During the same period last year, it served 2,840,987 meals, more than twice the amount. Wheeler said she fears that students are going without meals, and if they are getting them, they may not be as nutritious as the balanced school lunches.

Since March, the USDA has provided families that receive free or reduced-price school meals with a few hundred dollars in extra Pandemic EBT funds, a debit card benefit for food-insecure households. Those additional benefits are also set to lapse.

“If those flexibilities are not in place, the burden on our parents is going to be tremendous. I’m having nightmares,” Wheeler said. “We know that it’s a nutritious meal, not just another meal in your belly.”

In D.C., some charter schools are attempting to find solutions for families who cannot easily commute to campus during the pandemic. At IDEA, where two of Johnson’s children are enrolled, the school already uses a large bus emblazoned with its logo to set up makeshift meal sites at locations closer to families’ homes. The school also has been using the bus to distribute fresh produce bags to families.

The school also delivers meals and groceries to families’ homes if they are unable to pick them up.

Friendship Public Charter School — the city’s second-largest charter network, which educates more than 4,000 students — has distributed 46,000 meals since the pandemic began. Since May, it has been delivering meals to the homes of 125 students whose families are unable to pick them up.

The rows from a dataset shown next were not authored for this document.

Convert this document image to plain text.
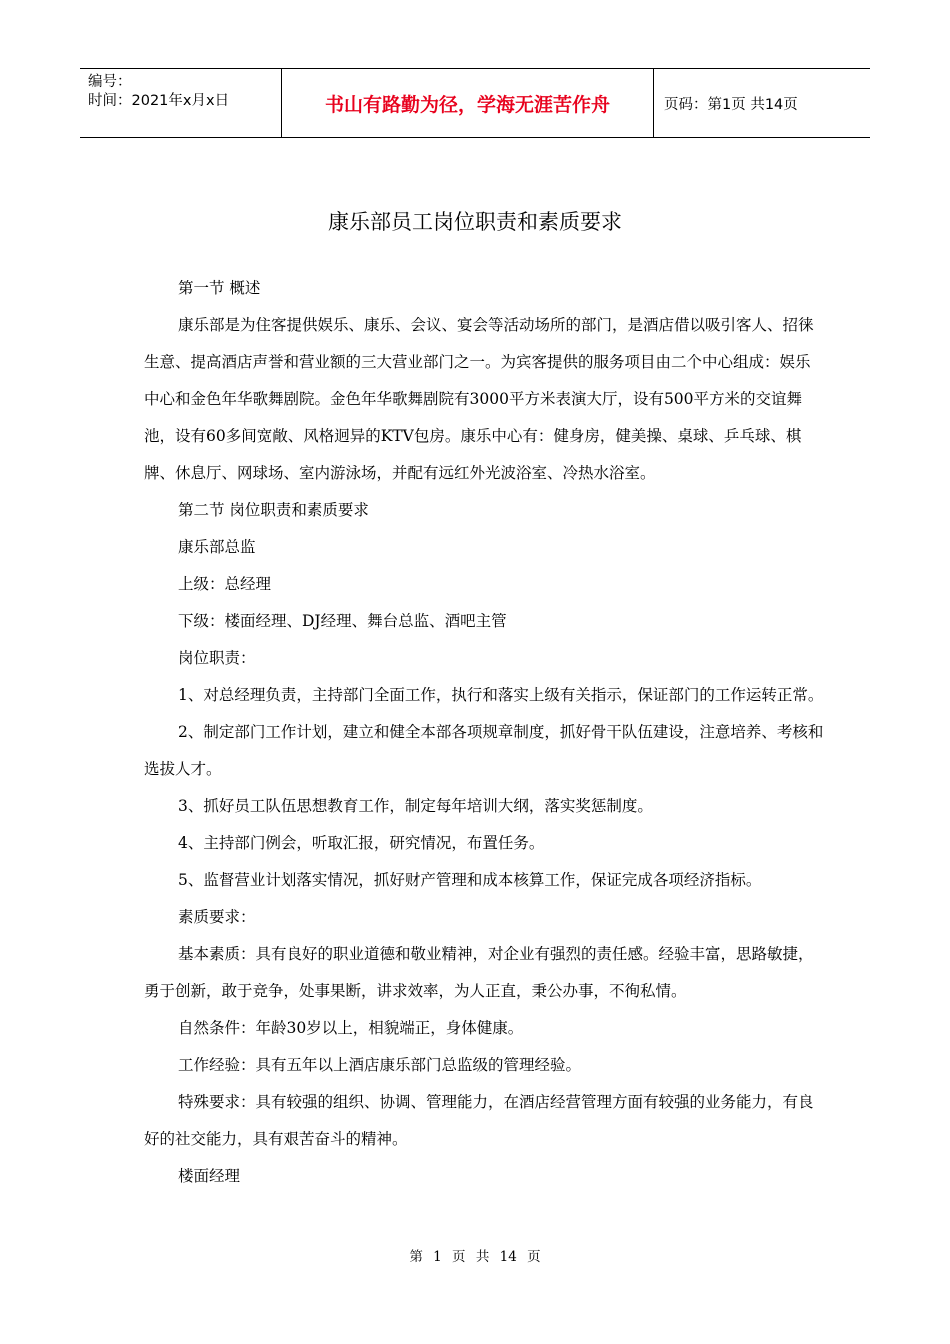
编号：
时间：2021年x月x日	书山有路勤为径，学海无涯苦作舟	页码：第1页 共14页
康乐部员工岗位职责和素质要求

第一节 概述

康乐部是为住客提供娱乐、康乐、会议、宴会等活动场所的部门，是酒店借以吸引客人、招徕生意、提高酒店声誉和营业额的三大营业部门之一。为宾客提供的服务项目由二个中心组成：娱乐中心和金色年华歌舞剧院。金色年华歌舞剧院有3000平方米表演大厅，设有500平方米的交谊舞池，设有60多间宽敞、风格迥异的KTV包房。康乐中心有：健身房，健美操、桌球、乒乓球、棋牌、休息厅、网球场、室内游泳场，并配有远红外光波浴室、冷热水浴室。

第二节 岗位职责和素质要求

康乐部总监

上级：总经理

下级：楼面经理、DJ经理、舞台总监、酒吧主管

岗位职责：

1、对总经理负责，主持部门全面工作，执行和落实上级有关指示，保证部门的工作运转正常。

2、制定部门工作计划，建立和健全本部各项规章制度，抓好骨干队伍建设，注意培养、考核和选拔人才。

3、抓好员工队伍思想教育工作，制定每年培训大纲，落实奖惩制度。

4、主持部门例会，听取汇报，研究情况，布置任务。

5、监督营业计划落实情况，抓好财产管理和成本核算工作，保证完成各项经济指标。

素质要求：

基本素质：具有良好的职业道德和敬业精神，对企业有强烈的责任感。经验丰富，思路敏捷，勇于创新，敢于竞争，处事果断，讲求效率，为人正直，秉公办事，不徇私情。

自然条件：年龄30岁以上，相貌端正，身体健康。

工作经验：具有五年以上酒店康乐部门总监级的管理经验。

特殊要求：具有较强的组织、协调、管理能力，在酒店经营管理方面有较强的业务能力，有良好的社交能力，具有艰苦奋斗的精神。

楼面经理

第 1 页 共 14 页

Rene Sims is a foster parent with three school-age children. One child attends IDEA and the other two attend Theodore Roosevelt High — a school on the other side of the city in Northwest Washington. Sims picks up meals for all three at IDEA and collects groceries from the charter school’s bus at a site near her home in Southeast Washington by the border with Prince George’s County.

She said she has a car and will go to Roosevelt to pick up meals if she needs to, but she would prefer the convenience she was offered in the spring and summer.

“I would rather do it this way,” Sims said. “But when anyone is offering a service, you have to get creative to get there.”